Filmed Musicals Can Be Broadway’s Time Capsule Rather Than Killer
Speaking of business matters, one big hurdle to getting more of these into theaters is the producers of the stage shows themselves. Folks like stage musical financiers might see filmed recordings of these endeavors in theaters as a way of diluting Broadway profits. However, as of this juncture, there’s no indication that these filmed versions hurt ticket sales for live theatre. Hamilton’s been on Disney+ for five years and it’s still a monster on Broadway. Meanwhile, Fathom Entertainment is always bringing opera shows to movie theaters yet folks still go to the opera house.
Filmed versions of famous Broadway shows would only open up your program to new audiences who couldn’t previously access it. Folks who want to spend the cash to experience the unique and different sensation of watching these shows live can and will still do that. Box office figures from filmed versions of Broadway shows are an additional source of revenue, not a way of slashing Broadway ticket sales in half.
More importantly, the artistic value of these filmed musicals is their function as a snapshot of a certain place and time. As Jean Smart in Babylon once wisely said, cinema is a time capsule forever encasing on-screen inhabitants in amber. That power is quite useful in capturing on-stage actors who inhabited certain roles for months or (if they’d been with a production during its earliest workshop days) even years. Normally, stage shows, once they close, only exist in the memories of the program’s cast & crew and audience members.

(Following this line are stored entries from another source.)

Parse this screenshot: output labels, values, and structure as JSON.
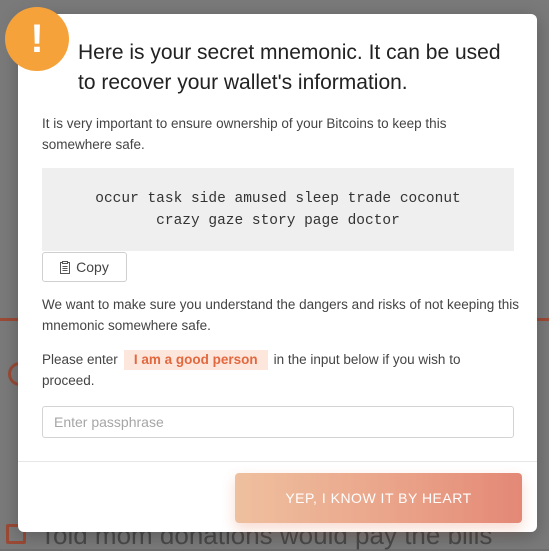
{
  "dialog": {
    "alert_icon_glyph": "!",
    "title": "Here is your secret mnemonic. It can be used to recover your wallet's information.",
    "intro": "It is very important to ensure ownership of your Bitcoins to keep this somewhere safe.",
    "mnemonic": "occur task side amused sleep trade coconut crazy gaze story page doctor",
    "copy_label": "Copy",
    "warning": "We want to make sure you understand the dangers and risks of not keeping this mnemonic somewhere safe.",
    "instruction_before": "Please enter",
    "passphrase": "I am a good person",
    "instruction_after": "in the input below if you wish to proceed.",
    "input_placeholder": "Enter passphrase",
    "input_value": "",
    "confirm_label": "YEP, I KNOW IT BY HEART"
  },
  "background": {
    "lower_text": "Told mom donations would pay the bills"
  },
  "colors": {
    "alert_orange": "#f6a23b",
    "chip_bg": "#fde6dc",
    "chip_text": "#e2683f",
    "button_start": "#e8a677",
    "button_end": "#d9573d"
  },
  "icons": {
    "alert": "exclamation-icon",
    "copy": "clipboard-icon"
  }
}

With filmed versions of these undertakings, though, future generations can witness what made certain Broadway shows so remarkable. The intricate talent informing great performances, set design, directing, and other artistic attributes can fill up an entire movie theater screen for all the rest of time. In a sense, great Broadway spectacles never have to end with these filmed versions. Even when actors like Daniel Radcliffe or Patrick Page leave their limited Broadway engagements, their performances can keep entertaining audiences.
There’s so much emotional value alone in filmed versions of Broadway shows that it should be a no-brainer to commission and capture more of these productions. Bringing them to the big screen is also similarly obvious, particularly in how this venue can echo the communal joys of watching live theatre with strangers. Plus, as referenced earlier, there’s a deluge of people who simply can’t access stage show ticket prices. Theatrical cinema could offer a respite to that. Excellent modern shows like A Strange Loop should be seen by everyone, not just those with enough money to burn for a Broadway ticket.
Add to all of that the fact that movie studios like Sony Pictures and Disney are embarrassingly struggling to deliver year-round slates of theatrical movies and there are countless upsides to embracing more filmed versions of Broadway shows in multiplexes. More frequently combining the endless joys of live theatre with theatrical cinema’s plethora of pleasures would be a boon to all. Plus, studios embracing this style of cinema theatrically could lead to the realization of one of my dreams: seeing a recording of Spider-Man: Turn Off the Dark on the big screen. “A Freak Like Me Needs Company” transpiring on a gargantuan IMAX screen, that’s absolute cinema at its finest.